Der Begriff stammt aus dem Bankwesen und beschreibt eine Form der Geldanlage, bei der ein Anleger Geld für einen definierten Zeitraum bei einer Bank einzahlt. Im Gegensatz zu einem Sparkonto oder Tagesgeldkonto ist ein Depositen-Konto (auch Termingeld oder Festgeld genannt) an eine feste Laufzeit gebunden. Der Anleger verpflichtet sich, das Geld für diese Zeit nicht zu entnehmen, und erhält dafür einen im Voraus vereinbarten Zinssatz.

Für Privatanleger sind Depositen relevant, weil sie eine sichere, planbare Rendite bieten. Da die Rückzahlung garantiert ist und der Zinssatz feststeht, entfallen Unsicherheiten über Kursveränderungen oder variable Zinsen. Gleichzeitig sind Depositen typischerweise durch Einlagensicherungssysteme geschützt, sofern der Betrag die gesetzliche Obergrenze nicht überschreitet.

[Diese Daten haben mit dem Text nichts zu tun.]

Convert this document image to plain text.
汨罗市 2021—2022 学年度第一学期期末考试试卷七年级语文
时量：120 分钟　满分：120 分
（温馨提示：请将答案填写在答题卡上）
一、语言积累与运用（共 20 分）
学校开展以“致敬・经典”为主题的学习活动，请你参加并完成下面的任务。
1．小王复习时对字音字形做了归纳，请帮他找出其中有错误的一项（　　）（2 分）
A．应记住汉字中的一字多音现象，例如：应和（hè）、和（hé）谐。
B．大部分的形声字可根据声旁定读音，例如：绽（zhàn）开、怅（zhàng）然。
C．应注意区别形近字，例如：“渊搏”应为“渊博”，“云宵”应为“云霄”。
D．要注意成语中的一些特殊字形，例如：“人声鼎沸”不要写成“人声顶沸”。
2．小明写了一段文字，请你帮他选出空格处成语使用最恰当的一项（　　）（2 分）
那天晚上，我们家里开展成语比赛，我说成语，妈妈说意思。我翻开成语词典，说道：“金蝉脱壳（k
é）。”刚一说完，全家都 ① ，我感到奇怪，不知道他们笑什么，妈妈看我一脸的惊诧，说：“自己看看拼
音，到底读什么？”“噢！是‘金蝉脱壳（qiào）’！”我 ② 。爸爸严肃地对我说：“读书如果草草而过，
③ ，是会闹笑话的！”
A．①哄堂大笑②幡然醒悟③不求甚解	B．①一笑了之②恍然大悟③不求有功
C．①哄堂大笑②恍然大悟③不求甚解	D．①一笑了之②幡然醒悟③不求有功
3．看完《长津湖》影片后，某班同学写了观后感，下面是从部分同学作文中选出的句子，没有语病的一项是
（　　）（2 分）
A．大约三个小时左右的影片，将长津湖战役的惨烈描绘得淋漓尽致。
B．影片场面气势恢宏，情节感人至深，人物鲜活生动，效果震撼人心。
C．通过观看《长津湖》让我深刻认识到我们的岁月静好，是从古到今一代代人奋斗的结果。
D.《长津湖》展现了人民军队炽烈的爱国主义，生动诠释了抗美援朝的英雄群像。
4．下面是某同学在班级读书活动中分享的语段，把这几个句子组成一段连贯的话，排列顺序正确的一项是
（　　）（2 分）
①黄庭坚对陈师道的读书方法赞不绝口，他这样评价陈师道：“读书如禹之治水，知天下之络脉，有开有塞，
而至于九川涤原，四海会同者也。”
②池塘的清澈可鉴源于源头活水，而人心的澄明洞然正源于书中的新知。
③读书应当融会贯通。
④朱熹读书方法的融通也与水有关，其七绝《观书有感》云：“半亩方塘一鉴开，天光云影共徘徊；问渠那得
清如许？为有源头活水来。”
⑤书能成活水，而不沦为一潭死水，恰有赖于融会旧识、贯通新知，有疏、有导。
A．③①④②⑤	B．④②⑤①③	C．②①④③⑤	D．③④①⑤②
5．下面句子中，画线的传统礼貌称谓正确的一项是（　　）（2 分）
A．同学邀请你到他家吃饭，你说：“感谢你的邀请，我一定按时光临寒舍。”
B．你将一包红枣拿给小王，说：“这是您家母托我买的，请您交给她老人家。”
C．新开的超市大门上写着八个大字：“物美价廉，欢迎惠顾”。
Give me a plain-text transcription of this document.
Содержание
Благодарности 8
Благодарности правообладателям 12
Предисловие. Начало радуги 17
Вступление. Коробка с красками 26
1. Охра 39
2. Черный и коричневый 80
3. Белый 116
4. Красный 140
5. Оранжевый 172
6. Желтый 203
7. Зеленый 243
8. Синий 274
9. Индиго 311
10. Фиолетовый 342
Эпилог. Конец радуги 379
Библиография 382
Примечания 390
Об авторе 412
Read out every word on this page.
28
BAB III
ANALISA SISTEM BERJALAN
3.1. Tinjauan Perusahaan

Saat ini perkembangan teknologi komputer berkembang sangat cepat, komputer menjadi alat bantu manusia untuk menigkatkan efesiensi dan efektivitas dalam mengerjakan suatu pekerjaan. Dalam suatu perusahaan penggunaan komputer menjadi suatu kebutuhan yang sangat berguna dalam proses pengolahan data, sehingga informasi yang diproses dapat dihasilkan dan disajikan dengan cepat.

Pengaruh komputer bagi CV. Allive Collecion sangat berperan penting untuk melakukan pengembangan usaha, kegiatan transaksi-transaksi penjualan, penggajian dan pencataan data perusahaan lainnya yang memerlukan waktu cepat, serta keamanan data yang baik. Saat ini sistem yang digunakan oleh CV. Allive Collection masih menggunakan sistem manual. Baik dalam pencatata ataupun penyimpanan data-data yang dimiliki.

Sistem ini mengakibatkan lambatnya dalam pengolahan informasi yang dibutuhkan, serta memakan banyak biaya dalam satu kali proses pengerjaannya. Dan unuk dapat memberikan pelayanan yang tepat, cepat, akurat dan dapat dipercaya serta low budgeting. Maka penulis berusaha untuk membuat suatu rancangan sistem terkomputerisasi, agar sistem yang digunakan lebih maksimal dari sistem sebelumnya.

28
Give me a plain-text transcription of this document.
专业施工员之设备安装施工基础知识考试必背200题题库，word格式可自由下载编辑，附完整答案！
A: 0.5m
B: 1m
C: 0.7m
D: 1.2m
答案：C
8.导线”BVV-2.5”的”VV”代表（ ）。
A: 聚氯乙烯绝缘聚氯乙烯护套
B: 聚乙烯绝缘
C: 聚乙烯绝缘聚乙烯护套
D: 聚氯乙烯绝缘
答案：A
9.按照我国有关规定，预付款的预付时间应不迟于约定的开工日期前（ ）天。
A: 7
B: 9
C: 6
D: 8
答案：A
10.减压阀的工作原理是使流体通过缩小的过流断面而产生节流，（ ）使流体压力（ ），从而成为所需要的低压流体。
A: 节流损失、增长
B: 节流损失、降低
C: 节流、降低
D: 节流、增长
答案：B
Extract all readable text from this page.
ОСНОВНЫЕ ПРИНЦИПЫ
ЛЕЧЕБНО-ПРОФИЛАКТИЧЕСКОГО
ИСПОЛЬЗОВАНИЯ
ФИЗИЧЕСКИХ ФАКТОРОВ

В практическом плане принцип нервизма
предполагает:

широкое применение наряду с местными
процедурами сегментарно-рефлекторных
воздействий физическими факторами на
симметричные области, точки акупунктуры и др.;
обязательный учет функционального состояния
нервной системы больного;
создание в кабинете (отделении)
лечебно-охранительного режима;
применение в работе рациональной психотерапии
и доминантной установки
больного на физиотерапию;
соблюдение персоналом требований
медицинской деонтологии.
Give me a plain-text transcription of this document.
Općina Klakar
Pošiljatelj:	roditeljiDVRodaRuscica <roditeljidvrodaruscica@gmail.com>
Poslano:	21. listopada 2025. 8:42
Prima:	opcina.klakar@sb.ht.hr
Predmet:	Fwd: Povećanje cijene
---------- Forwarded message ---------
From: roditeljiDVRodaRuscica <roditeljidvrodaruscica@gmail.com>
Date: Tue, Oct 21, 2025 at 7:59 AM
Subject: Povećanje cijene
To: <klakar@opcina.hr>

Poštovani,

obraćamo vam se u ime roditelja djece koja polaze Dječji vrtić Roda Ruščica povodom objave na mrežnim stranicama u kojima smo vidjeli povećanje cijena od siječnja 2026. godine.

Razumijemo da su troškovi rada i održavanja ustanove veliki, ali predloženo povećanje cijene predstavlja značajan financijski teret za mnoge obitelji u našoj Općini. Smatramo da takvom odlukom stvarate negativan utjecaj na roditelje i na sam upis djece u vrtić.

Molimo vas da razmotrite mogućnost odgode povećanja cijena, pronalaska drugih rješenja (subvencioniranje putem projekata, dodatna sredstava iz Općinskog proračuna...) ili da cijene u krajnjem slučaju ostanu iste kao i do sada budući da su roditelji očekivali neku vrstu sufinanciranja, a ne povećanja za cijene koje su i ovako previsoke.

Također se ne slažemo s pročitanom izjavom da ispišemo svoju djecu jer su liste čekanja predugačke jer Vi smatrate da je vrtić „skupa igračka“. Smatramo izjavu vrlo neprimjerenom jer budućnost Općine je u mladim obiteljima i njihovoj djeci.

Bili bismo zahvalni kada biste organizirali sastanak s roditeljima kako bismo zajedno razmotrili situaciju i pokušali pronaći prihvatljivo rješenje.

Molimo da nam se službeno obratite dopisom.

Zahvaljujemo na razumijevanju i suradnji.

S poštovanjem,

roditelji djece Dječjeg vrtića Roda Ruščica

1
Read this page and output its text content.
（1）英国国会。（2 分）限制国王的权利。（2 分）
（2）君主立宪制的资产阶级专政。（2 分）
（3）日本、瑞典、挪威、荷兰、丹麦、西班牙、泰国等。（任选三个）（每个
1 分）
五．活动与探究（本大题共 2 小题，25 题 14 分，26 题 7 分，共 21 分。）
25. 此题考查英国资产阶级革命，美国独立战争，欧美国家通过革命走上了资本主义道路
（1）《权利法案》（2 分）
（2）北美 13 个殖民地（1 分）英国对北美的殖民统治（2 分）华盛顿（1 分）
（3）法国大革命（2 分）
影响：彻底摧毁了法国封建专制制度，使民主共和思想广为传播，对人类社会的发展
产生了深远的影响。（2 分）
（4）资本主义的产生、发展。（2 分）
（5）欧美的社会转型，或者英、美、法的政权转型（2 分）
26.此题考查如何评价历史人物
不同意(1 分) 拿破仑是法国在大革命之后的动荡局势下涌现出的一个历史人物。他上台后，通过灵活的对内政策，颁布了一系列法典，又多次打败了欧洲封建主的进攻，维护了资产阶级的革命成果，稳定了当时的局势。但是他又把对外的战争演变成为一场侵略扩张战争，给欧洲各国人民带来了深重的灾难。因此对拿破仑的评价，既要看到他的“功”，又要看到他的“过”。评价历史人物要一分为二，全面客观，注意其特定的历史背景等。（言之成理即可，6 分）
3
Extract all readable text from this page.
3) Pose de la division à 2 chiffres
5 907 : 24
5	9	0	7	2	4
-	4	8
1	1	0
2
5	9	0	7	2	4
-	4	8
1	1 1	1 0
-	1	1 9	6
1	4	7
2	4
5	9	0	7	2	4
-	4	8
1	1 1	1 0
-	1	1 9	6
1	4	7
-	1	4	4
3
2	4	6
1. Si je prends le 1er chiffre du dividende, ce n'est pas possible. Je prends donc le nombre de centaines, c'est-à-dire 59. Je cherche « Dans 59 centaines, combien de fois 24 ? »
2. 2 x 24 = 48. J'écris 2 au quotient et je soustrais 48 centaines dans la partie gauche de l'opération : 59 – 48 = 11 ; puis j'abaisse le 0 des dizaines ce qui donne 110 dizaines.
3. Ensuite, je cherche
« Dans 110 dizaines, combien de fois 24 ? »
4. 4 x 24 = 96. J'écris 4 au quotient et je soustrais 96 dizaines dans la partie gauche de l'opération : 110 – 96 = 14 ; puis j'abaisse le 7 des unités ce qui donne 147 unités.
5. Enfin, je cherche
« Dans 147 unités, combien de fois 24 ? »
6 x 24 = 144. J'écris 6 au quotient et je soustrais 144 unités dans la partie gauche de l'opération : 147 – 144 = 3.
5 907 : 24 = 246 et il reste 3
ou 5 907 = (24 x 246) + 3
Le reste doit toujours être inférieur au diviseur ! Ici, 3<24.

Rechenbeispiel: Ein Anleger zahlt 10.000 Euro als Deposit bei einer Bank ein, die einen Zinssatz von 3,5 Prozent pro Jahr für eine Laufzeit von 12 Monaten anbietet. Nach Ablauf des Jahres erhält der Anleger sein Kapital von 10.000 Euro zurück plus Zinsen in Höhe von 350 Euro (10.000 Euro × 3,5 % = 350 Euro), insgesamt also 10.350 Euro. Sollte der Anleger das Geld vor Ablauf der 12 Monate benötigen, kann er es meist nur gegen Vorfälligkeitsentschädigung abheben, was bedeutet, dass die Bank Zinsen einbehält oder eine Gebühr erhebt.

Die Attraktivität von Depositen hängt stark vom aktuellen Zinsumfeld ab. In Zeiten niedriger Zinsen sind die Renditen bescheiden, während höhere Zinsumgebungen Depositen zu einer konkurrenzfähigen Alternative zu anderen Anlageformen machen.

Verwandte Begriffe sind Festgeld, das eine längerfristige Variante darstellt und oft bessere Zinsen bietet, sowie Tagesgeld, das tägliche Verfügbarkeit bei flexibleren Zinsen ermöglicht. Auch der Begriff der Geldmarkt-Instrumente ist relevant, da Depositen zu dieser Kategorie kurzfristiger Finanzierungsmittel gehören. Schließlich steht das Konzept in Zusammenhang mit dem Repo-Geschäft, bei dem kurzfristige Gelder gegen Sicherheiten ausgetauscht werden.